Cécile Chabot, Vitrail, Montréal, Éd. Bernard Valiquette / Éd. ACF, 1940, 127 pages (Préface d’Émile Coderre) (Illustrations de l'auteure) (1re édition : 1939, 116 pages)
Le recueil est dédié à sa mère et à son père « parce qu’ils [lui] ont donné la joie de vivre ». Émile Coderre écrit dans la préface : « A la mélancolie habituelle des vers féminins, au désenchantement des amours refoulées ou trompées si admirablement chantées par ses compagnes, la jeune poétesse substitue le plus souvent une chanson délirante d'amour heureux. Cet immense amour qui consume toute son âme, elle le chante sur trois modes: l'amour divin qui va jusqu'au mysticisme, l'amour simplement humain dont elle redoute les jeux mystérieux, enfin, l'amour immense de la nature. Pour elle, l'amour, c'est la chanson de toute la vie, c'est la vie elle-même. »
Au début du recueil, comme l’annonce Coderre, on pourrait croire que la poésie de Cécile Chabot n’est qu’élan vers la vie, volonté de dépassement, recherche de la joie et de la beauté : « Mon cœur a sa verrière où s’irise et flamboie / La grisaille des jours. Et tout m’est une joie ». Ou encore : « Oui! C’est le même entrain fougueux et rajeuni / Qui m’emporte sans cesse au seuil de l’infini ». Cette exubérance nous vaut quelques passages d’amour mystique tout empreint de sensualité. Dans « La dernière nuit », celle du Christ, elle écrit : « Sur tes pieds de Bon Dieu, j’ose coller mes lèvres / Et d’avance j’y bois la sanglante liqueur [...] J’enroule mes cheveux à chacun de tes membres, / Pour qu’ils ne soient pas nus, livrés à tous les coups [...] Puis dans ton cœur ouvert je cache mon amour, / Pour qu’il monte vers toi jusqu’au calvaire. »

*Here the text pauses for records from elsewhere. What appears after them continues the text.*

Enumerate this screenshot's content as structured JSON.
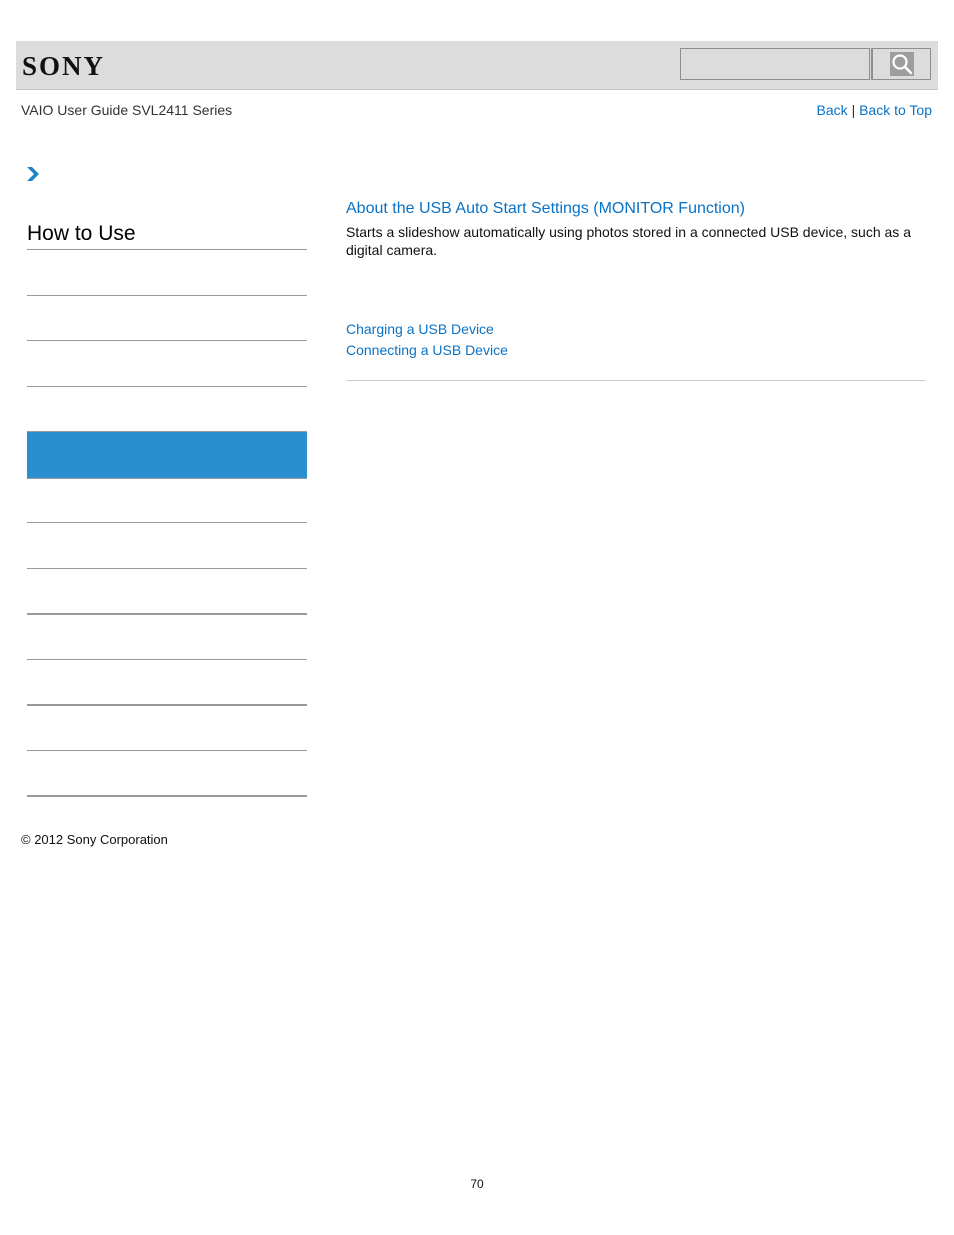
{
  "header": {
    "logo_text": "SONY",
    "search_placeholder": "",
    "search_icon": "magnifier-icon"
  },
  "guide_title": "VAIO User Guide SVL2411 Series",
  "nav_links": {
    "back": "Back",
    "separator": "|",
    "back_to_top": "Back to Top"
  },
  "breadcrumb_icon": "chevron-right-icon",
  "sidebar": {
    "title": "How to Use",
    "items": [
      {
        "label": ""
      },
      {
        "label": ""
      },
      {
        "label": ""
      },
      {
        "label": "",
        "active": true
      },
      {
        "label": ""
      },
      {
        "label": ""
      },
      {
        "label": ""
      },
      {
        "label": ""
      },
      {
        "label": ""
      },
      {
        "label": ""
      },
      {
        "label": ""
      }
    ],
    "active_color": "#2a8fce"
  },
  "main": {
    "article": {
      "title": "About the USB Auto Start Settings (MONITOR Function)",
      "description": "Starts a slideshow automatically using photos stored in a connected USB device, such as a digital camera."
    },
    "related_links": [
      "Charging a USB Device",
      "Connecting a USB Device"
    ]
  },
  "footer": {
    "copyright": "© 2012 Sony Corporation",
    "page_number": "70"
  },
  "colors": {
    "link": "#0a72c4",
    "header_bg": "#dcdcdc"
  }
}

Paradoxalement, ce surplus de joie, c’est ce qui fait souffrir la poète, comme si le bonheur était suspect : « Pour être le jardin où fleurira ce lis / Et capter le soleil dont je serai la voie, / Il faut que des sillons soient ouverts en mon cœur / Et que l’on creuse en lui des blessures profondes, / D’où mon amour pour toi rejaillira vainqueur. » On pourrait même avancer que la poète recherche le doute et la souffrance, gages de toute âme épurée : « Il faut que mon cerveau crépite sous la flamme / Des doutes révulsifs [...] Que ma chair et mon sang, que mes yeux et mes mains, / s’épurent dans l’angoisse... » Elle croit que le malheur peut nourrir sa poésie! « Et que j’éprouve en moi l’amère volupté / De mourir, si mon œuvre en doit être plus belle! »

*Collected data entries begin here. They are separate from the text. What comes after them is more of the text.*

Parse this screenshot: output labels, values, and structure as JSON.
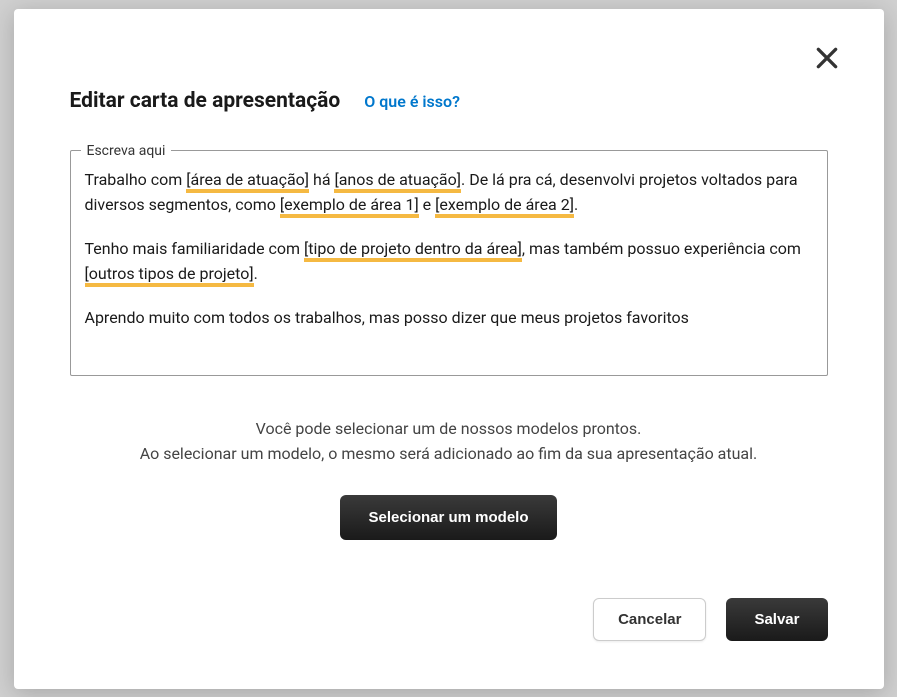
{
  "modal": {
    "title": "Editar carta de apresentação",
    "help_link": "O que é isso?",
    "textarea_label": "Escreva aqui",
    "content": {
      "p1_pre": "Trabalho com ",
      "p1_hl1": "[área de atuação]",
      "p1_mid1": " há ",
      "p1_hl2": "[anos de atuação]",
      "p1_mid2": ". De lá pra cá, desenvolvi projetos voltados para diversos segmentos, como ",
      "p1_hl3": "[exemplo de área 1]",
      "p1_mid3": " e ",
      "p1_hl4": "[exemplo de área 2]",
      "p1_end": ".",
      "p2_pre": "Tenho mais familiaridade com ",
      "p2_hl1": "[tipo de projeto dentro da área]",
      "p2_mid1": ", mas também possuo experiência com ",
      "p2_hl2": "[outros tipos de projeto]",
      "p2_end": ".",
      "p3": "Aprendo muito com todos os trabalhos, mas posso dizer que meus projetos favoritos"
    },
    "hint_line1": "Você pode selecionar um de nossos modelos prontos.",
    "hint_line2": "Ao selecionar um modelo, o mesmo será adicionado ao fim da sua apresentação atual.",
    "select_model_label": "Selecionar um modelo",
    "cancel_label": "Cancelar",
    "save_label": "Salvar"
  }
}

À partir du milieu du recueil, contrairement à ce qu’en dit Coderre, Chabot se penche à son tour sur le « désenchantement des amours refoulées ou trompées ». De façon un peu naïve – ou trop prudente -, la poète aborde « l’amour humain » par l’intermédiaire de la nature. Dans sa « Suite sylvestre », qui contient trois poèmes, on lit en filigrane l’histoire d’une fille, libre en amour, qui s’est « laissée surprendre et [...] attirer dehors » par le vent, qu’elle a trompé avec un érable dont le vent s’est vengé : « C’était mon bien-aimé, le roi de ma forêt. / Mais un désir jaloux te mordit avec rage / Et tu l’assassinas à larges coups de fouets. » On trouve un autre triangle amoureux dans l’histoire des « Trois saules » : « Pendant que tous les trois, sur le bord de l’Étang, / Vous vous penchiez si bas que le bout de vos branches / Courait au sein de l’eau comme un filet de sang, / L’Hiver vous a surpris et ses longues mains blanches / Vous a paralysés dans ce geste d’amour. » Amour réel, imaginé? Petite fable?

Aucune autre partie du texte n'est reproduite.